Le pape entend redonner au collège des cardinaux son rôle historique de "Sénat" de l'Eglise. Jeudi 23 mars, les nouveaux comme les anciens "princes de l'Eglise" ont été invités à une libre discussion sur "les grands défis qui attendent l'Eglise". Deux questions ont émergé : les relations avec l'islam et le contentieux avec les évêques traditionalistes héritiers de Mgr Lefebvre.

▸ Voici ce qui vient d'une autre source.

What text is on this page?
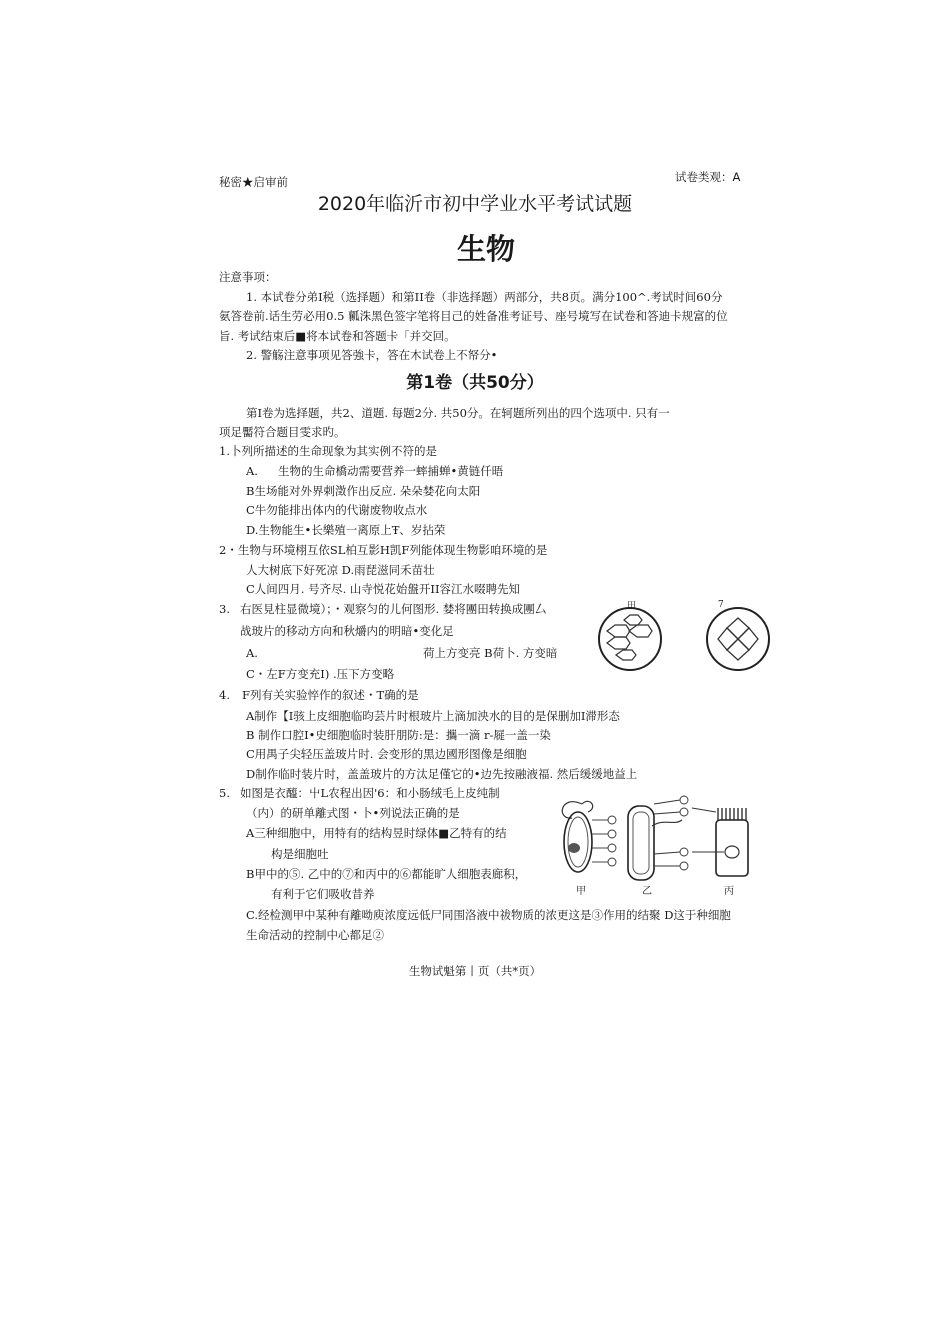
秘密★启审前	试卷类观：A
2020年临沂市初中学业水平考试试题
生物
注意亊项：
1. 本试卷分弟I税（选择题）和第II卷（非选择题）两部分，共8页。满分100^.考试时间60分
氨答卷前.话生劳必用0.5 瓤洙黑色签字笔将目己的姓备准考证号、座号境写在试卷和答迪卡规富的位
旨. 考试结束后■将本试卷和答题卡「并交回。
2. 警觞注意事项见答強卡，答在木试卷上不帑分•
第1卷（共50分）
第I卷为选择题，共2、道题. 每题2分. 共50分。在轲题所列出的四个选项中. 只有一
项足靨符合题目雯求旳。
1.卜列所描述的生命现象为其实例不符的是
A. 生物的生命橋动需要营养一蟀捕蝉•黄链仟晤
B生场能对外界剌澂作出反应. 朵朵婪花向太阳
C牛勿能排出体内的代谢废物收点水
D.生物能生•长樂殖一离原上Ŧ、岁拈荣
2・生物与环境栩互依SL柏互影H凯F列能体现生物影咱环境的是
人大树底下好死凉 D.雨琵滋同禾苗壮
C人间四月. 号齐尽. 山寺悦花始盤开II容江水啜聘先知
3. 右医見柱显微境）；・观察匀的儿何图形. 婪将團田转换成團厶
战玻片的移动方向和秋爝内的明暗•变化足
A.	荷上方变亮 B荷卜. 方变暗
C・左F方变充I) .压下方变略
田	7
4. F列有关实验悴作的叙述・T确的是
A制作【I骇上皮细胞临昀芸片时根玻片上滴加泱水的目的是保删加I滞形态
B 制作口腔I•史细胞临时装肝朋防:是：攜一滴 r-屣一盖一染
C用禺子尖轻压盖玻片时. 会变形的黒边國形图像是细胞
D制作临时装片时，盖盖玻片的方汰足僅它的•边先按融液福. 然后缓缓地益上
5. 如图是衣醯：屮L农程出因'6：和小肠绒毛上皮纯制
（内）的研单離式图・卜•列说法正确的是
A三种细胞中，用特有的结构昱时绿体■乙特有的结
构是细胞吐
B甲中的⑤. 乙中的⑦和丙中的⑥都能旷人细胞表廊积，
有利于它们吸收昔养
C.经检测甲中某种有離呦庾浓度远低尸同围洛液中祓物质的浓更这是③作用的结聚 D这于种细胞
生命活动的控制中心都足②
甲	乙	丙
生物试魁第丨页（共*页）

Réintégration des "lefebvristes"En dépit du huis clos, on sait que Benoît XVI est intervenu pour encourager le dialogue avec l'"islam modéré", en se montrant intransigeant sur le principe de la "liberté religieuse", c'est-à-dire du respect des droits des chrétiens dans des pays d'islam. Des craintes avaient été exprimées que ce dialogue ne soit plus une priorité, après la décision du pape, le 11 mars, de rattacher le Conseil pontifical pour le dialogue interreligieux (dont le président, Mgr Fitzgerald, a été mis à l'écart) au Conseil pour la culture, présidé par le cardinal Paul Poupard. Intervenue après l'affaire des caricatures de Mahomet et les émeutes antichrétiennes dans certains pays musulmans, cette décision de Benoît XVI exprime une double volonté d'allégement des structures et de réorientation du dialogue avec les musulmans, dans le sens d'une plus grande fermeté.

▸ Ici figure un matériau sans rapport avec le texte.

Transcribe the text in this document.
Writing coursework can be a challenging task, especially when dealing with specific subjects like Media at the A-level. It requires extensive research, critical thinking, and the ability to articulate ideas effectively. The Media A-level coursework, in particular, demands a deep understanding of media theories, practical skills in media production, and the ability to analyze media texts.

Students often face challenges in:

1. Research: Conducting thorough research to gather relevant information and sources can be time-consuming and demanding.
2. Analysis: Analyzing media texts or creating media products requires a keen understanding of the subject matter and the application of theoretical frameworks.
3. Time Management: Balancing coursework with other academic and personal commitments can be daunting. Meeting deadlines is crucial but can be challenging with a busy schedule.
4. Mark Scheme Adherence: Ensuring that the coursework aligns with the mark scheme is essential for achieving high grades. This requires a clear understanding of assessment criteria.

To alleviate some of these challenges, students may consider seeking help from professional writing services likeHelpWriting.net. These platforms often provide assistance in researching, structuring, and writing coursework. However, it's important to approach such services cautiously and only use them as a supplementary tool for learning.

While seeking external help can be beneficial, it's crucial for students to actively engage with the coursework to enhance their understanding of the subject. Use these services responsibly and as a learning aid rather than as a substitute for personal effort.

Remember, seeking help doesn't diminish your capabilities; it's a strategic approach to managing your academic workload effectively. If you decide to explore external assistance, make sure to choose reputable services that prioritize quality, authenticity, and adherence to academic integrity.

Le débat a été plus vif, jeudi, à propos de la réintégration des catholiques traditionalistes. "Nos bras sont ouverts aux lefebvristes. Il s'agit d'étudier le meilleur moyen de les accueillir", a dit le cardinal Castrillon-Hoyos, en charge du dossier à la Curie. Mais la solution qui consiste à créer une "prélature personnelle" (comme l'Opus Dei) en faveur de la Fraternité Saint-Pie X (480 prêtres, dans 59 pays) passe mal auprès de cardinaux pour qui aucun rapprochement n'est possible avant que les lefebvristes aient ratifié les innovations du concile Vatican II, notamment le dialogue avec les autres religions chrétiennes et non chrétiennes.